Der Scheik deutete auf Saadi und antwortete:
»Hier steht er, den sie liebt und dem ich sie versprochen habe. Du kommst zu spät. Laß Dich nicht wieder bei Liama sehen. Er hat gestern den Herrn des Donners getödtet, und würde auch Dich tödten, wenn er noch einmal sehen müßte, daß Du diejenige berührst, welche sein Eigenthum ist. Hast Du mir noch Etwas zu sagen?«
Der Franzose war bleich geworden. Die Eifersucht wühlte tief in seinem Innern. Aber aus diesem leichenblassen Angesichte schoß sein Auge einen Blick glühendsten Hasses auf seinen bevorzugten Nebenbuhler.
»Wer ist Dieser?« fragte er.
»Es ist Saadi, ein Angehöriger der Beni Hassan.«
»Gut! Du fragst, ob ich Dir noch Etwas zu sagen habe? Nein, jetzt nicht, Scheik, aber jedenfalls später.«
Er drehte sich um und ging den Zelten zu.
»Allah sei uns gnädig! Er wird sich rächen!« sagte Liama, als er sich bis auf Hörweite entfernt hatte.
»Rächen? Dieser?« fragte der Scheik verächtlich. »Wir fürchten ihn nicht. Wie will er sich rächen, da er uns braucht, um die Karawane der Franzosen zu überfallen. Er hat uns nöthig, nicht aber wir ihn. Komm, Saadi, mein Sohn. Laß uns nach dem Zelte gehen, um weiter zu hören, was dieser Vater und dieser Sohn mit den Tuareks gesprochen haben.«
Indem sie neben einander herschritten, fragte er seinen Begleiter nach den französischen Worten, welche dieser vorhin ausgesprochen hatte. Saadi gab ihm eine Uebersetzung derselben.
»Kann es möglich sein, daß er nur wenige Worte versteht?« fragte der Scheik.

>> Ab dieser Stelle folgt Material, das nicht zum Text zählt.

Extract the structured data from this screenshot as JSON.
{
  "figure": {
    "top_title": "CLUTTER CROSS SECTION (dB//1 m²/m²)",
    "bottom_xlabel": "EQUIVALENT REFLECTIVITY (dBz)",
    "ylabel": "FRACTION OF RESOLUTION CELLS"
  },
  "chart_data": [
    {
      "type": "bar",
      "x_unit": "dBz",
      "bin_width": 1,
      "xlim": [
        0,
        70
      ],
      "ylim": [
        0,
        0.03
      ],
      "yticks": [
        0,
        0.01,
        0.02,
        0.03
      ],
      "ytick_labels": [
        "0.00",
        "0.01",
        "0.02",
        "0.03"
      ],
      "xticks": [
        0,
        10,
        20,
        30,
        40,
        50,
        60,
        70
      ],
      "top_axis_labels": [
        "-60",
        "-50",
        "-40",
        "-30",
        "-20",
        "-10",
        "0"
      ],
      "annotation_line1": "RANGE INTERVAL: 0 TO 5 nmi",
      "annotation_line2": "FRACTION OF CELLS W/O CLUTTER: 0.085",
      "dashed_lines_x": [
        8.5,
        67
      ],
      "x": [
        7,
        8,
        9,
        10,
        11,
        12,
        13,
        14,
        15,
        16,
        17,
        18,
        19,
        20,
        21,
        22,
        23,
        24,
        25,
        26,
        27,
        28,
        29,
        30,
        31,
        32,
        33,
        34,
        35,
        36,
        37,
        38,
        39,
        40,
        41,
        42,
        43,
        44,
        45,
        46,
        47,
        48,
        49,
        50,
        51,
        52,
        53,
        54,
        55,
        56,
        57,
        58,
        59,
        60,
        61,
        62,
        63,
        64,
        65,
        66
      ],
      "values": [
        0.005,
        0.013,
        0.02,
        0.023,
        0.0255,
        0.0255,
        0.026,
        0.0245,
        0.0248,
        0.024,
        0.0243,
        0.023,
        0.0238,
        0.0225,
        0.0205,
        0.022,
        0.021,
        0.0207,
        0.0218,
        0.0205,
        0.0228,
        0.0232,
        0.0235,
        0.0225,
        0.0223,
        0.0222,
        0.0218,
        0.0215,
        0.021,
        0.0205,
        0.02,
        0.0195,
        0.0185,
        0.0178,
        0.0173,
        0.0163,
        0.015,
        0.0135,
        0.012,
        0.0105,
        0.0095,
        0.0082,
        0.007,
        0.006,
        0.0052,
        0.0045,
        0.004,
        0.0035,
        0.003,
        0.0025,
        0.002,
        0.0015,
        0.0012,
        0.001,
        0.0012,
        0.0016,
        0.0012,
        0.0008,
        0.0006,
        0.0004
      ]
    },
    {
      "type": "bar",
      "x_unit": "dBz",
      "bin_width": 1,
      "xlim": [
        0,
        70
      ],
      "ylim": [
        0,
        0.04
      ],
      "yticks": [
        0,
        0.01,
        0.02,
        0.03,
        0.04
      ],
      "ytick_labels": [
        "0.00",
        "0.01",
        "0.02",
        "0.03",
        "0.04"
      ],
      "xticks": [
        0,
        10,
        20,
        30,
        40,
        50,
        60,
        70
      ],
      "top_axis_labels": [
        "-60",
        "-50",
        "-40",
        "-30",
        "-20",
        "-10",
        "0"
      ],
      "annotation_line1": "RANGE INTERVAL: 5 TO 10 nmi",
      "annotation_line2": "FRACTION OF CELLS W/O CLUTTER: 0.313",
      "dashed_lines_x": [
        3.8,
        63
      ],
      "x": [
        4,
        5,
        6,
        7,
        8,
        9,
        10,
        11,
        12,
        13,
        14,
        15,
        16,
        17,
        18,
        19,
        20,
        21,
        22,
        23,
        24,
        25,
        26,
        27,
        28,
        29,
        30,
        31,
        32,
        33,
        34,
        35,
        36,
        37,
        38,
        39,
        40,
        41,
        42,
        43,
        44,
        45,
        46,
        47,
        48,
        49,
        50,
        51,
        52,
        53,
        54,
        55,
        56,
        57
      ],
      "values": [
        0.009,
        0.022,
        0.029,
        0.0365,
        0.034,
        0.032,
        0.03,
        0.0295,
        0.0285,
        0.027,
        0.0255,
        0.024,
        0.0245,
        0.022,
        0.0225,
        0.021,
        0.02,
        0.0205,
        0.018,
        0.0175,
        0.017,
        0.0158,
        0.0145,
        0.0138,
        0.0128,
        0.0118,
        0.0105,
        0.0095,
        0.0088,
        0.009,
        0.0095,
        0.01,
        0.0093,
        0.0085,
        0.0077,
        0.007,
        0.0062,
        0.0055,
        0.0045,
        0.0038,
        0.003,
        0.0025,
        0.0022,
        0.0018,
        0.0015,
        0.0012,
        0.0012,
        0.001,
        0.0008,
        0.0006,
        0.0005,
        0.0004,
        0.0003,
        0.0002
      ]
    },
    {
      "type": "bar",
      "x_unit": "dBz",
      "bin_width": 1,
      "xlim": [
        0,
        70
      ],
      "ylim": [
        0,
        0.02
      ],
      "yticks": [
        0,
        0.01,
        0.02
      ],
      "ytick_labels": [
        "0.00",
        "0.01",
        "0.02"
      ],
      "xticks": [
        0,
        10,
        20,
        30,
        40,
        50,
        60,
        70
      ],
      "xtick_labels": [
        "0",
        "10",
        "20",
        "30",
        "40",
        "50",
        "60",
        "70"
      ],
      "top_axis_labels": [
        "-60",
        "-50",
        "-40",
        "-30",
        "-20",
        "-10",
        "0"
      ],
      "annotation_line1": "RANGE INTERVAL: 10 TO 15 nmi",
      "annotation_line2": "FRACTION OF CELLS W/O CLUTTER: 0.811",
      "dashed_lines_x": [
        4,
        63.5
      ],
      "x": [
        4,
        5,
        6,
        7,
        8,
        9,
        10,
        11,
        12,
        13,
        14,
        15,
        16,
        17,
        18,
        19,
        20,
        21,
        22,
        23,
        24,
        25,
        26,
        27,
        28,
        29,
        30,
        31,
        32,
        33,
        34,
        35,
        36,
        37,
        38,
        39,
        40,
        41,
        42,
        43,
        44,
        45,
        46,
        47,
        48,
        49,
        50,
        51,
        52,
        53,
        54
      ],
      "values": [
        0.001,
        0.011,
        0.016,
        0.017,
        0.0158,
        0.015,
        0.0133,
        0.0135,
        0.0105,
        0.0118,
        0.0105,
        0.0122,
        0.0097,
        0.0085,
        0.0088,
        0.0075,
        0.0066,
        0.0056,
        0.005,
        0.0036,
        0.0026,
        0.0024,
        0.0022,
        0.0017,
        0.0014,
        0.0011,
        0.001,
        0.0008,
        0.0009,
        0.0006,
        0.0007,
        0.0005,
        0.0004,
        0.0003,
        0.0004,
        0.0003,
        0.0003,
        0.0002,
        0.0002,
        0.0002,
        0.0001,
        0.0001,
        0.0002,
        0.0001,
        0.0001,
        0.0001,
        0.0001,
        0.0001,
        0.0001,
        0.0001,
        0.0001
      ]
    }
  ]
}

»Nein. Was er gesprochen hat, kann nur Einer sagen, der mehr als nur einige wenige Worte gehört hat.«
»So glaubst Du, daß er ein Franzose ist?«
»Ich glaube es. Er redet unsere Sprache gerade so, wie ich es in Algier gehört habe, wenn die Officiere der Franzosen arabisch sprachen.«
»So wollen wir vorsichtig sein. Wenn er ein Spion ist, so will er uns veranlassen, eine französische Karawane zu überfallen nur zu seinem Vortheile und zu unserm Schaden. Er würde den Raub an sich nehmen; wir aber würden die Rache des Gouverneurs auf uns laden und auf unsern Weideplätzen überfallen und getödtet werden.«
Als die Beiden in das Zelt traten, hatte der Cousin sich soeben neben Richemonte niedergelassen, ohne Zeit gefunden zu haben, Diesem das jetzt Erlebte mitzutheilen. Sie griffen, ohne sich Etwas merken zu lassen, zu ihren Pfeifen, während die Frau des Scheiks beschäftigt war, den Gästen ein Morgenmahl vorzulegen.
Dasselbe wurde verzehrt, ohne daß der Scheik und Saadi an demselben Theil nahmen. Dies war eigentlich ein sicheres und deutliches Zeichen, daß diese Beiden jetzt gewillt waren, die Gastlichkeit nicht in vollem Umfange in Anwendung zu bringen. Richemonte merkte dies gar wohl. Er fragte:
»Warum nimmst Du nicht von dieser Speise?«
»Ich pflege nicht, des Morgens zu essen,« antwortete der Scheik.
»Aber doch habe ich Dich des Morgens essen sehen.«
»Nur selten,« entgegnete Menalek kurz.